Thursday, April 28, 2011

Balancing Life when the Baby Arrives

Love and marriage...love and marriage! The bliss of that wedding day when the spotlight is on you. Recently being a bride for as of August 2010, the day was quite different than when 23 years ago as babies entered the relationship. There is no question that the dynamics change from romance and courtship to full attention to the care and development of a child. Working parents face another challenge of finding help for their child, functioning at work after sleepless nights, constant concern for the baby on almost a moment to moment basis. It isn't hard to imagine that there is very little time for yourself, let alone each other.

According to data from Relationship Research Institute in Seattle, conflict between parents will increase within the first 3 years of the child's birth as sex and adult conversation decrease and distance between the two is formed.

Here are some of the issues:

1) Dividing household and baby functions - who is going to be responsible for what? It isn't any different than when hiring a nanny, staff of housekeepers and other household workers. Everyone has to have a clear idea of their responsibilities. Make a list, agree to it and don't get it done.
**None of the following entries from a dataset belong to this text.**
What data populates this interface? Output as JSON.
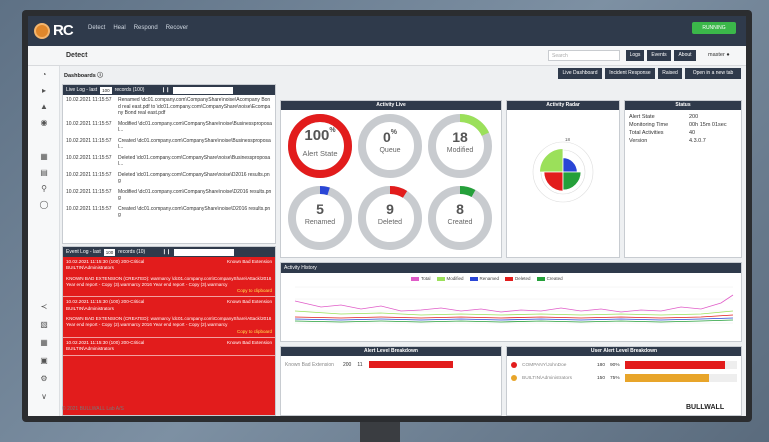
{
  "app": {
    "logo_text": "RC",
    "nav": [
      "Detect",
      "Heal",
      "Respond",
      "Recover"
    ],
    "status_button": "RUNNING"
  },
  "header": {
    "page_title": "Detect",
    "search_placeholder": "Search",
    "buttons": [
      "Logs",
      "Events",
      "About"
    ],
    "user": "master"
  },
  "toolbar": {
    "dashboards_label": "Dashboards",
    "buttons": [
      "Live Dashboard",
      "Incident Response",
      "Raised",
      "Open in a new tab"
    ]
  },
  "live_log": {
    "title": "Live Log - last",
    "count_select": "100",
    "records_label": "records (100)",
    "rows": [
      {
        "ts": "10.02.2021 11:15:57",
        "text": "Renamed \\dc01.company.com\\CompanyShare\\noise\\Acompany Bond real east.pdf to \\dc01.company.com\\CompanyShare\\noise\\Ecompany Bond real east.pdf"
      },
      {
        "ts": "10.02.2021 11:15:57",
        "text": "Modified \\dc01.company.com\\CompanyShare\\noise\\Businessproposal..."
      },
      {
        "ts": "10.02.2021 11:15:57",
        "text": "Created \\dc01.company.com\\CompanyShare\\noise\\Businessproposal..."
      },
      {
        "ts": "10.02.2021 11:15:57",
        "text": "Deleted \\dc01.company.com\\CompanyShare\\noise\\Businessproposal..."
      },
      {
        "ts": "10.02.2021 11:15:57",
        "text": "Deleted \\dc01.company.com\\CompanyShare\\noise\\D2016 results.png"
      },
      {
        "ts": "10.02.2021 11:15:57",
        "text": "Modified \\dc01.company.com\\CompanyShare\\noise\\D2016 results.png"
      },
      {
        "ts": "10.02.2021 11:15:57",
        "text": "Created \\dc01.company.com\\CompanyShare\\noise\\D2016 results.png"
      }
    ]
  },
  "event_log": {
    "title": "Event Log - last",
    "count_select": "100",
    "records_label": "records (10)",
    "rows": [
      {
        "ts": "10.02.2021 11:15:30",
        "level": "(100) 200-Critical",
        "tag": "Known Bad Extension",
        "user": "BUILTIN\\Administrators",
        "body": "KNOWN BAD EXTENSION (CREATED): warmarcy \\dc01.company.com\\CompanyShare\\Attack\\2016 Year end report - Copy (3).warmarcy 2016 Year end report - Copy (3).warmarcy",
        "copy": "Copy to clipboard"
      },
      {
        "ts": "10.02.2021 11:15:30",
        "level": "(100) 200-Critical",
        "tag": "Known Bad Extension",
        "user": "BUILTIN\\Administrators",
        "body": "KNOWN BAD EXTENSION (CREATED): warmarcy \\dc01.company.com\\CompanyShare\\Attack\\2016 Year end report - Copy (2).warmarcy 2016 Year end report - Copy (2).warmarcy",
        "copy": "Copy to clipboard"
      },
      {
        "ts": "10.02.2021 11:15:30",
        "level": "(100) 200-Critical",
        "tag": "Known Bad Extension",
        "user": "BUILTIN\\Administrators",
        "body": "",
        "copy": ""
      }
    ]
  },
  "activity_live": {
    "title": "Activity Live",
    "gauges": [
      {
        "value": "100",
        "suffix": "%",
        "label": "Alert State",
        "fraction": 1.0,
        "color": "#e21c1c",
        "big": true
      },
      {
        "value": "0",
        "suffix": "%",
        "label": "Queue",
        "fraction": 0.0,
        "color": "#c8cbcf",
        "big": false
      },
      {
        "value": "18",
        "suffix": "",
        "label": "Modified",
        "fraction": 0.18,
        "color": "#9be05a",
        "big": false
      },
      {
        "value": "5",
        "suffix": "",
        "label": "Renamed",
        "fraction": 0.05,
        "color": "#2a46d6",
        "big": false
      },
      {
        "value": "9",
        "suffix": "",
        "label": "Deleted",
        "fraction": 0.09,
        "color": "#e21c1c",
        "big": false
      },
      {
        "value": "8",
        "suffix": "",
        "label": "Created",
        "fraction": 0.08,
        "color": "#25a03a",
        "big": false
      }
    ]
  },
  "activity_radar": {
    "title": "Activity Radar",
    "scale_label": "18",
    "slices": [
      {
        "name": "Modified",
        "value": 18,
        "color": "#9be05a"
      },
      {
        "name": "Renamed",
        "value": 5,
        "color": "#2a46d6"
      },
      {
        "name": "Deleted",
        "value": 9,
        "color": "#e21c1c"
      },
      {
        "name": "Created",
        "value": 8,
        "color": "#25a03a"
      }
    ]
  },
  "status": {
    "title": "Status",
    "rows": [
      {
        "k": "Alert State",
        "v": "200"
      },
      {
        "k": "Monitoring Time",
        "v": "00h 15m 01sec"
      },
      {
        "k": "Total Activities",
        "v": "40"
      },
      {
        "k": "Version",
        "v": "4.3.0.7"
      }
    ]
  },
  "activity_history": {
    "title": "Activity History",
    "legend": [
      {
        "name": "Total",
        "color": "#e05cc8"
      },
      {
        "name": "Modified",
        "color": "#9be05a"
      },
      {
        "name": "Renamed",
        "color": "#2a46d6"
      },
      {
        "name": "Deleted",
        "color": "#e21c1c"
      },
      {
        "name": "Created",
        "color": "#25a03a"
      }
    ]
  },
  "alert_breakdown": {
    "title": "Alert Level Breakdown",
    "rows": [
      {
        "name": "Known Bad Extension",
        "level": "200",
        "count": "11"
      }
    ]
  },
  "user_breakdown": {
    "title": "User Alert Level Breakdown",
    "rows": [
      {
        "name": "COMPANY\\JohnDoe",
        "level": "180",
        "pct": "90%",
        "color": "#e21c1c",
        "fraction": 0.9
      },
      {
        "name": "BUILTIN\\Administrators",
        "level": "150",
        "pct": "75%",
        "color": "#e8a52a",
        "fraction": 0.75
      }
    ]
  },
  "footer": {
    "copyright": "© 2021 BULLWALL Lab A/S",
    "brand": "BULLWALL"
  }
}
2) Chemical changes occur in mothers through hormonal changes, nursing, and postpartum depression. These physical changes must be addressed with help from professionals.

3) Women, in particular, tend to throw themselves into the children and forget about their husbands who also need attention. Let's face it, men do not like to be ignored.

4) Attention to your own bodies and good health tend to falter behind your constant focus on the children. Everyone looks fairly fit on their wedding day with great efforts to fit into that dress and suit....but then the weight goes on and time for exercise diminishes. Not just for our spouse, but first and foremost for ourselves, it is never a good idea to let yourself go. Exercise and good eating habits is a way of life that should become routine. It isn't always easy incorporating this; however, maintaining ourselves in good shape and health is important to any relationship.

5) Finances seem to be more of a concern in any marriage, but certainly the expense of a child can exacerbate that discussion. Allocating sufficient funds for clothing, education and well-being of a child is something that needs planning and discussion.

There are numerous people out there that can counsel you through this process. These trained professionals teach you how to discuss a problem without forming criticism, maintain a healthy sexual appetite, and financially plan your lives so that money issues don't tear you apart.

The percentages of marriages that fail is greater with those who have children than childless. That in itself tells you that children are the result of issues between parents that can create a breakdown in communication, intimacy and overall friendship.

It is all about balance - your children, health, physical appearance, intimacy, finances, work and your spouse!